# Watering indoors/how often



## GreenDayGirl (Mar 20, 2006)

I'vfe been watering my plants  (31 days flowering) every 4th day, I have them in 5 gallon buckets with about 8 half inch holes drilled in the bottom. The soil seems to pack down so I'm not sure if the bottom is as dry as the top or what, is there any way to tell? I don't want to dry them out but I don't want root rot either. Help!


----------



## Mutt (Mar 20, 2006)

Two ways. One: drill a hole in the bottom big enough you can stick your finger in and check. Two: They make moisture meters. I seen one at wal-mart or the nursery (can't remember). It'll tell you when its time to water. There not too expensive. Here is a link to one. Just for reference. 
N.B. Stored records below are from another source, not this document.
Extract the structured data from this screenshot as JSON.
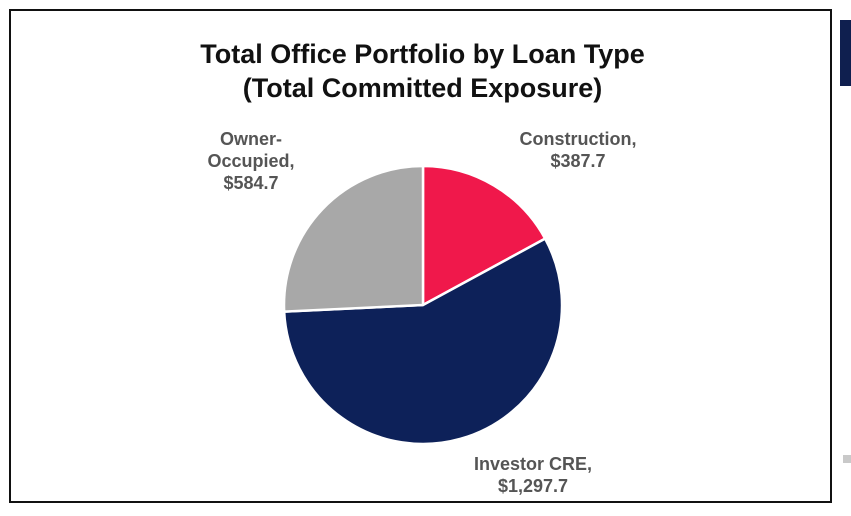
{
  "chart_data": {
    "type": "pie",
    "title": [
      "Total Office Portfolio by Loan Type",
      "(Total Committed Exposure)"
    ],
    "slices": [
      {
        "name": "Construction",
        "value": 387.7,
        "display": "$387.7",
        "label_lines": [
          "Construction,",
          "$387.7"
        ],
        "color": "#f0184b"
      },
      {
        "name": "Investor CRE",
        "value": 1297.7,
        "display": "$1,297.7",
        "label_lines": [
          "Investor CRE,",
          "$1,297.7"
        ],
        "color": "#0d2159"
      },
      {
        "name": "Owner-Occupied",
        "value": 584.7,
        "display": "$584.7",
        "label_lines": [
          "Owner-",
          "Occupied,",
          "$584.7"
        ],
        "color": "#a8a8a8"
      }
    ],
    "start_angle": "12 o'clock",
    "direction": "clockwise",
    "legend": "none"
  }
}
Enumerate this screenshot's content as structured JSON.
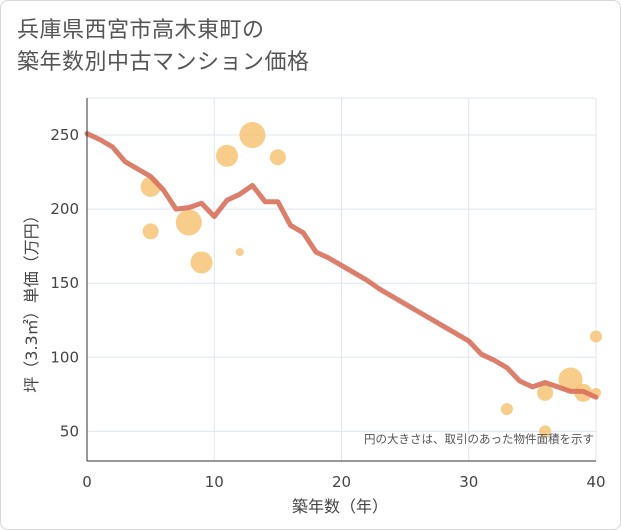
{
  "title_line1": "兵庫県西宮市高木東町の",
  "title_line2": "築年数別中古マンション価格",
  "chart_data": {
    "type": "line+bubble",
    "xlabel": "築年数（年）",
    "ylabel": "坪（3.3㎡）単価（万円）",
    "xlim": [
      0,
      40
    ],
    "ylim": [
      30,
      275
    ],
    "xticks": [
      0,
      10,
      20,
      30,
      40
    ],
    "yticks": [
      50,
      100,
      150,
      200,
      250
    ],
    "note": "円の大きさは、取引のあった物件面積を示す",
    "colors": {
      "line": "#d9705b",
      "bubble": "#f5c16c",
      "grid": "#dfe5ef",
      "axis": "#333333"
    },
    "line": {
      "x": [
        0,
        1,
        2,
        3,
        4,
        5,
        6,
        7,
        8,
        9,
        10,
        11,
        12,
        13,
        14,
        15,
        16,
        17,
        18,
        19,
        20,
        21,
        22,
        23,
        24,
        25,
        26,
        27,
        28,
        29,
        30,
        31,
        32,
        33,
        34,
        35,
        36,
        37,
        38,
        39,
        40
      ],
      "y": [
        251,
        247,
        242,
        232,
        227,
        222,
        213,
        200,
        201,
        204,
        195,
        206,
        210,
        216,
        205,
        205,
        189,
        184,
        171,
        167,
        162,
        157,
        152,
        146,
        141,
        136,
        131,
        126,
        121,
        116,
        111,
        102,
        98,
        93,
        84,
        80,
        83,
        80,
        77,
        77,
        73
      ]
    },
    "bubbles": [
      {
        "x": 5,
        "y": 215,
        "size": 10
      },
      {
        "x": 5,
        "y": 185,
        "size": 8
      },
      {
        "x": 8,
        "y": 191,
        "size": 13
      },
      {
        "x": 9,
        "y": 164,
        "size": 11
      },
      {
        "x": 11,
        "y": 236,
        "size": 11
      },
      {
        "x": 12,
        "y": 171,
        "size": 4
      },
      {
        "x": 13,
        "y": 250,
        "size": 13
      },
      {
        "x": 15,
        "y": 235,
        "size": 8
      },
      {
        "x": 33,
        "y": 65,
        "size": 6
      },
      {
        "x": 36,
        "y": 76,
        "size": 8
      },
      {
        "x": 36,
        "y": 50,
        "size": 6
      },
      {
        "x": 38,
        "y": 85,
        "size": 12
      },
      {
        "x": 39,
        "y": 76,
        "size": 9
      },
      {
        "x": 40,
        "y": 114,
        "size": 6
      },
      {
        "x": 40,
        "y": 76,
        "size": 5
      }
    ]
  }
}
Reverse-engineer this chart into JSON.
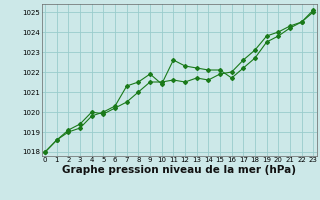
{
  "x": [
    0,
    1,
    2,
    3,
    4,
    5,
    6,
    7,
    8,
    9,
    10,
    11,
    12,
    13,
    14,
    15,
    16,
    17,
    18,
    19,
    20,
    21,
    22,
    23
  ],
  "series1": [
    1018.0,
    1018.6,
    1019.0,
    1019.2,
    1019.8,
    1020.0,
    1020.3,
    1021.3,
    1021.5,
    1021.9,
    1021.4,
    1022.6,
    1022.3,
    1022.2,
    1022.1,
    1022.1,
    1021.7,
    1022.2,
    1022.7,
    1023.5,
    1023.8,
    1024.2,
    1024.5,
    1025.0
  ],
  "series2": [
    1018.0,
    1018.6,
    1019.1,
    1019.4,
    1020.0,
    1019.9,
    1020.2,
    1020.5,
    1021.0,
    1021.5,
    1021.5,
    1021.6,
    1021.5,
    1021.7,
    1021.6,
    1021.9,
    1022.0,
    1022.6,
    1023.1,
    1023.8,
    1024.0,
    1024.3,
    1024.5,
    1025.1
  ],
  "line_color": "#1a7a1a",
  "bg_color": "#cce8e8",
  "grid_color": "#99cccc",
  "xlabel": "Graphe pression niveau de la mer (hPa)",
  "ylim_min": 1017.8,
  "ylim_max": 1025.4,
  "yticks": [
    1018,
    1019,
    1020,
    1021,
    1022,
    1023,
    1024,
    1025
  ],
  "xticks": [
    0,
    1,
    2,
    3,
    4,
    5,
    6,
    7,
    8,
    9,
    10,
    11,
    12,
    13,
    14,
    15,
    16,
    17,
    18,
    19,
    20,
    21,
    22,
    23
  ],
  "xlabel_fontsize": 7.5
}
http://dansgardenshop.com/gardenshop/moisturemeter.html


----------



## GreenDayGirl (Mar 20, 2006)

Hey Mutt, will it hurt em' if I lay them sideways to drill out a bigger hole? you know how females can be!


----------



## Mutt (Mar 20, 2006)

Can you get somebody to help you tilt it ? If not just drill it on the side at the very bottom. .


----------



## GreenDayGirl (Mar 20, 2006)

Yeah, I'll have to borrow a drill though seeing as ours was stolen last night. At least they overlooked my "shed".  Thanks!


----------



## Mutt (Mar 20, 2006)

If you are planning on doing a bunch of soil grows. I would recommend gettin one of the meters. You can find em as cheap as 5-6 bucks online and around nurseries. It has a probe on the end that will reach to the bottom of the pot.


----------



## GreenDayGirl (Mar 20, 2006)

Thanks Mutt, my other questions is that they're starting to fall over from the weight of their tops...stake em' or wire them up to the ceiling?


----------



## Mutt (Mar 20, 2006)

Either way. I think staking would be easier. (thats what I do) IMHO.


----------